8. Pour parfaire cette prière si concise, nous prions Dieu non seulement de nous remettre nos dettes, mais d'écarter entièrement de nous le péché : Et ne nous induis pas en tentation, c'est-à-dire ne permets pas que nous soyons séduits par le tentateur. Mais que le ciel nous préserve de croire que Dieu puisse nous tenter, comme s'il ignorait la foi de chacun de nous; encore moins pour la saper. Impuissance et malice sont du démon. Quand le Seigneur ordonna jadis à Abraham de lui sacrifier son fils, ce fut moins pour tenter sa foi que pour la manifester, afin que le patriarche devint pour nous une vivante illustration du précepte qu'il enseignerait plus tard, à savoir que nous devons préférer Dieu à tout ce que nous avons de plus cher.
Jésus-Christ lui-même se laissa tenter par Satan pour nous faire découvrir, en ce dernier, le chef et l'artisan de la tentation. Il confirme cette vérité, quand il dit ensuite : « Priez pour ne pas entrer en tentation » (Lc 22,46). Cela est si vrai qu'ils furent tentés en abandonnant le Seigneur, pour avoir préféré se livrer au sommeil que de vaquer à la prière. La dernière demande nous explique d'ailleurs ce que signifie ne nous induis pas en tentation, c'est-à-dire: Mais délivre-nous du mal.

Admirable prière !

9. Dans quelques mots, que d'oracles, empruntés aux prophètes, aux Évangiles, aux Apôtres ! Que de discours du Seigneur, de paraboles, d'exemples, de préceptes! Que de devoirs exprimés! Hommage rendu à Dieu par le titre de Père, témoignage de foi dans son nom, acte de soumission à l'égard de sa volonté, mémoire de l'espérance en la venue de son règne, demande de la vie dans le pain, aveu de nos péchés, souci des tentations, en réclamant protection. Quoi d'étonnant ? Dieu seul a pu nous apprendre Comment il voulait être prié. C'est donc lui qui règle la religion de la prière et l'anime de son esprit, au mêment où elle sort de sa bouche, lui communique le privilège de nous transporter au ciel et de toucher le coeur du Père par les paroles du Fils. 10. Dieu pourvoit cependant aux nécessités humaines. Quand il nous eut légué cette formule de prière, il ajouta: «Demandez [PAGE 23] et vous recevrez » (Lc 11,9). Chacun peut donc adresser au ciel diverses prières selon ses besoins, mais en commençant toujours par la prière du Seigneur qui demeure la prière fondamentale.

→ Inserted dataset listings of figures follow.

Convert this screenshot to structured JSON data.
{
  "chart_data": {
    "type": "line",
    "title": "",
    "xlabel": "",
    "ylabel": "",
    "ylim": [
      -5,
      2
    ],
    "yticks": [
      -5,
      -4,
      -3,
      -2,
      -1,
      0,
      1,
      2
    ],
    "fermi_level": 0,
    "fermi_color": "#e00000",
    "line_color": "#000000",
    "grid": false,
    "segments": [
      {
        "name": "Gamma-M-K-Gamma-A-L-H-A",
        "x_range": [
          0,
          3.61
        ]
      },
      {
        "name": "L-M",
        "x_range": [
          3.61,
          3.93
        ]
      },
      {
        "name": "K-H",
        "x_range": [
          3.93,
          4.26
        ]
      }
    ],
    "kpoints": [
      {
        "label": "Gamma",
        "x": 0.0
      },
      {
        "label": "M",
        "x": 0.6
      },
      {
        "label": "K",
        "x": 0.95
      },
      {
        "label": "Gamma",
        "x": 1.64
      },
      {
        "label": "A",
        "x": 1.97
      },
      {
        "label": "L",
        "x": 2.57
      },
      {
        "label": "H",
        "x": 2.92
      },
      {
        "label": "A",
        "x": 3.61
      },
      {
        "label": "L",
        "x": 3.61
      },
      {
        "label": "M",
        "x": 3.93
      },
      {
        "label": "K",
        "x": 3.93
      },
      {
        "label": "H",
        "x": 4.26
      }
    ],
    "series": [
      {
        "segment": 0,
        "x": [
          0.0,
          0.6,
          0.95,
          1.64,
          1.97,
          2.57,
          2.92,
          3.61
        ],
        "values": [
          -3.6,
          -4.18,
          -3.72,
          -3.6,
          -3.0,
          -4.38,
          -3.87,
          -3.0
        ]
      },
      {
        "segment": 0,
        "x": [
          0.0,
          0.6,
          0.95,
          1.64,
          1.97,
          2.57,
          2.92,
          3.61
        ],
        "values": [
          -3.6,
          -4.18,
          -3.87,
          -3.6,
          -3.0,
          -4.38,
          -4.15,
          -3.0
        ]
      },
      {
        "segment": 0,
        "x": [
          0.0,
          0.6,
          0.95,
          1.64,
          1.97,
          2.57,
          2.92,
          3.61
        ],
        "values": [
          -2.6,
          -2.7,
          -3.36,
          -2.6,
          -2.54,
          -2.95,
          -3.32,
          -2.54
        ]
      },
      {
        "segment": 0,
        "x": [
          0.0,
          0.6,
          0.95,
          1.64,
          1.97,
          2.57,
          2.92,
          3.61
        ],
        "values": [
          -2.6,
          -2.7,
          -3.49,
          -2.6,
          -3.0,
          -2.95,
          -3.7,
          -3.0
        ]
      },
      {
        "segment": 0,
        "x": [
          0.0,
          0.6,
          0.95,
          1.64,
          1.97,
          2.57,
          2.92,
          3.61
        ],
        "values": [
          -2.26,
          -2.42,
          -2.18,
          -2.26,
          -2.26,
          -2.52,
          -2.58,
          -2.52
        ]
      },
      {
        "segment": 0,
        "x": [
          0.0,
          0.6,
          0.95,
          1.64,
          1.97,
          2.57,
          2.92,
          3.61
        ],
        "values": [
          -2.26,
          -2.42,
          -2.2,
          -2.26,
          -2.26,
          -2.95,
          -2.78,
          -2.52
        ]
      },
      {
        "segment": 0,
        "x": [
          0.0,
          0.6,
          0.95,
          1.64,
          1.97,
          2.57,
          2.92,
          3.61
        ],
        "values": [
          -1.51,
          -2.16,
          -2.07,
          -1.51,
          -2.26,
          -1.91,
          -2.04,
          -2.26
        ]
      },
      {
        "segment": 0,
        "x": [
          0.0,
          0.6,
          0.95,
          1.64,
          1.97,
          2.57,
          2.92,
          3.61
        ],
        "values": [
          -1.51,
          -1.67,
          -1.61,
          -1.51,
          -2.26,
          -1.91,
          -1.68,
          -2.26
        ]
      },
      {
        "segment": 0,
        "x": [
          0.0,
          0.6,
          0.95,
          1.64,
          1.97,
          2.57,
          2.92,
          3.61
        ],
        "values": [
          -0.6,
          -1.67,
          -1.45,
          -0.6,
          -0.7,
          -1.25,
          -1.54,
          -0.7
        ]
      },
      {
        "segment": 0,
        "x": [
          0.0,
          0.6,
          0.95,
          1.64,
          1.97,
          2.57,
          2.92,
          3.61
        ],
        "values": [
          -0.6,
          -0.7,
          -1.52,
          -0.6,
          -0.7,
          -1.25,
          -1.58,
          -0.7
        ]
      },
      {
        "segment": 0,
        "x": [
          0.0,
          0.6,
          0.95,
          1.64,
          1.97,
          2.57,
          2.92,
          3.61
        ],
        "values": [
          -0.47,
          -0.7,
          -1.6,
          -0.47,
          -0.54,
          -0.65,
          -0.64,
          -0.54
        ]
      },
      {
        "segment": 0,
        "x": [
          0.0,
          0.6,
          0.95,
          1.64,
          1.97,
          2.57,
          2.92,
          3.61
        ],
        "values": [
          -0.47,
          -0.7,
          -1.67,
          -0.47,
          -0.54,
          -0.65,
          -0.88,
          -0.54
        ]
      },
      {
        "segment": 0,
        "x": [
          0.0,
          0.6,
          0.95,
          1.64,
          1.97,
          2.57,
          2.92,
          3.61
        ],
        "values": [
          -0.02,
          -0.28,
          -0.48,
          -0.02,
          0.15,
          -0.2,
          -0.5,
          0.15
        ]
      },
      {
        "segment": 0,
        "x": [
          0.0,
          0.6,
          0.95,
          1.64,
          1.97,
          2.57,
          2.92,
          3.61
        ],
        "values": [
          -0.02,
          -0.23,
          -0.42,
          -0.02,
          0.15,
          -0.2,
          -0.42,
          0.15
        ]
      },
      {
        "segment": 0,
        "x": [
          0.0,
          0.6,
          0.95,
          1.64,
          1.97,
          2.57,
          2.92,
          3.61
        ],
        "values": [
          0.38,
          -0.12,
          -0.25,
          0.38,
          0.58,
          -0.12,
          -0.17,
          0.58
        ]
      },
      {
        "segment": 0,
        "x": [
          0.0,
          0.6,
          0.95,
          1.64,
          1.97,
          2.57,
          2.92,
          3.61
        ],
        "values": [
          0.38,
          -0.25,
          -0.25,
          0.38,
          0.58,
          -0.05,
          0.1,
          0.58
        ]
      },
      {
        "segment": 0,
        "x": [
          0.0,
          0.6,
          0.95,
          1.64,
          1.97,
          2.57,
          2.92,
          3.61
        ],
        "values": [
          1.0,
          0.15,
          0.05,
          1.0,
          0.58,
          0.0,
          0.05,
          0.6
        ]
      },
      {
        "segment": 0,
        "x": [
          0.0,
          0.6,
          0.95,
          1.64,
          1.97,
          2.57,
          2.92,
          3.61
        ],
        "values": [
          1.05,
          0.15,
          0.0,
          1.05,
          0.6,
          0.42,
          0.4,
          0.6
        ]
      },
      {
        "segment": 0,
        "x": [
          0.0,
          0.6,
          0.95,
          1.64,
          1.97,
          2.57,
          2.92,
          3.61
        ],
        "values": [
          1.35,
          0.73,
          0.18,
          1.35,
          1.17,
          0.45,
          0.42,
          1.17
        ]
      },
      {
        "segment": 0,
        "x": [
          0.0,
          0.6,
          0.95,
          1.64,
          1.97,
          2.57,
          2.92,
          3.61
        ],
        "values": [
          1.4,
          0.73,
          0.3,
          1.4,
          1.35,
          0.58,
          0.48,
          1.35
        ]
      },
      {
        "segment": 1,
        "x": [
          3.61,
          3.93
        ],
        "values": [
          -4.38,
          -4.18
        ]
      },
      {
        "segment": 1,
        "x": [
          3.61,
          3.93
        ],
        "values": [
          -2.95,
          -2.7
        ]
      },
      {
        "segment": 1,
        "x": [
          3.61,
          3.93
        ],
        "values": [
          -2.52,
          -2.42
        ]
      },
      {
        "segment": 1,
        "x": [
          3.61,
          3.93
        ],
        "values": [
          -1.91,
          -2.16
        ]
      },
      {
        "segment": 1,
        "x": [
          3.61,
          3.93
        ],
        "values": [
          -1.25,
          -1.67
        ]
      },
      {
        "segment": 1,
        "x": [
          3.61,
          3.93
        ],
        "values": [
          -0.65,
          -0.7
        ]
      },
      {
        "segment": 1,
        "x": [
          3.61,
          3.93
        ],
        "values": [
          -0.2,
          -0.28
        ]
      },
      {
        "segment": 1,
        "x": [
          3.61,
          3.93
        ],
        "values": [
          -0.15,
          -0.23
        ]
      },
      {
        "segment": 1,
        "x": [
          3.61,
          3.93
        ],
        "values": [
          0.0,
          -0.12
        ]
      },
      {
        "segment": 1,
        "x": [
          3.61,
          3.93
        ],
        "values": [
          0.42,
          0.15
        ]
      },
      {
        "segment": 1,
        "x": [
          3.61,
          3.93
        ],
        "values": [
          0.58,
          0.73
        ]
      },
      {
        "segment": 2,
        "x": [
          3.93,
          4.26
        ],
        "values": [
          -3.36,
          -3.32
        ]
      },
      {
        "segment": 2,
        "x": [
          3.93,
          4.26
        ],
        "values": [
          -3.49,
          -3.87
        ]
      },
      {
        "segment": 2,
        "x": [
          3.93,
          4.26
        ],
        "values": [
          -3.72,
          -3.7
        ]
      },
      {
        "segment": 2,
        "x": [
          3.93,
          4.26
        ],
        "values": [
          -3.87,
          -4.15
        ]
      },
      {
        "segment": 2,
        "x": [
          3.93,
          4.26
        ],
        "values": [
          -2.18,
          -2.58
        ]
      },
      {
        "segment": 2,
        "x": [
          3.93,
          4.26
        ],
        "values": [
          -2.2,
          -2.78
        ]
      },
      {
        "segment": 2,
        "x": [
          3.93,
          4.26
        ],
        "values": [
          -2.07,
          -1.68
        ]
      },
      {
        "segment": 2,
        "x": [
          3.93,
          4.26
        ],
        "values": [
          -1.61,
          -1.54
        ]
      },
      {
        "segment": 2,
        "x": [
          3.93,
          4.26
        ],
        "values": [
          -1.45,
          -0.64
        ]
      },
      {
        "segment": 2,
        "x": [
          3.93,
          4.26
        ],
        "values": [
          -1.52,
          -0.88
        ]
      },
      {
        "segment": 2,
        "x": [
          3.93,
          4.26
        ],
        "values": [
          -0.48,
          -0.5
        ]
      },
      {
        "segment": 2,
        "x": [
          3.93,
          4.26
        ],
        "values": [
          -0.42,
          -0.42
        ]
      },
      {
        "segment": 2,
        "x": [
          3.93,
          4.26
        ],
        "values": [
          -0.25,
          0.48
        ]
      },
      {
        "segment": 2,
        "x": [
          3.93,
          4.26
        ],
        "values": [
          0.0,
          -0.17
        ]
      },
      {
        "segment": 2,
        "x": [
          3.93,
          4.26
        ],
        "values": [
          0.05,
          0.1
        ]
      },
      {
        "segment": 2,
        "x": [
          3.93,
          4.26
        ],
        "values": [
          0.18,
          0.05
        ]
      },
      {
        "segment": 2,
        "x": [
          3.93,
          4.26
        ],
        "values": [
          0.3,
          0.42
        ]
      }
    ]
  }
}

11. Conditions de la prière

La fidélité aux commandements fraie à la prière le chemin du ciel. Et d'abord : Ne nous présentons pas à l'autel de Dieu, avant de nous être débarrassés de toute forme de haine et d'offense à l'endroit de nos frères. Comment accéder à la paix de Dieu, sans la paix ? Comment demander la remise de nos dettes, en retenant celles des autres ? Comment apaiser le Père, si nous sommes irrités contre un frère, puisque toute colère nous est interdite dès le principe.
Lorsque Joseph renvoya ses frères pour lui ramener son Père, il leur recommanda « de ne point se quereller en chemin » (Gn 45,25). Cet avertissement était adressé à nous - notre discipline prend souvent le nom de chemin - de peur qu'en route pour la prière, nous ne nous approchions du Père avec la colère dans le coeur. Le Seigneur élargit la loi, quand à l'interdiction de l'homicide, il ajoute celle de la colère. Il ne permet même pas de l'apaiser par une simple parole. « Que si colère il y a, le soleil, sur le conseil de l'Apôtre, ne doit pas se coucher sur elle » (Ep 4,26). N'est-il pas téméraire de passer toute une journée sans prier, alors que tu refuses de donner satisfaction à un frère ou de perdre le bénéfice de la prière pour avoir persévéré dans la haine ?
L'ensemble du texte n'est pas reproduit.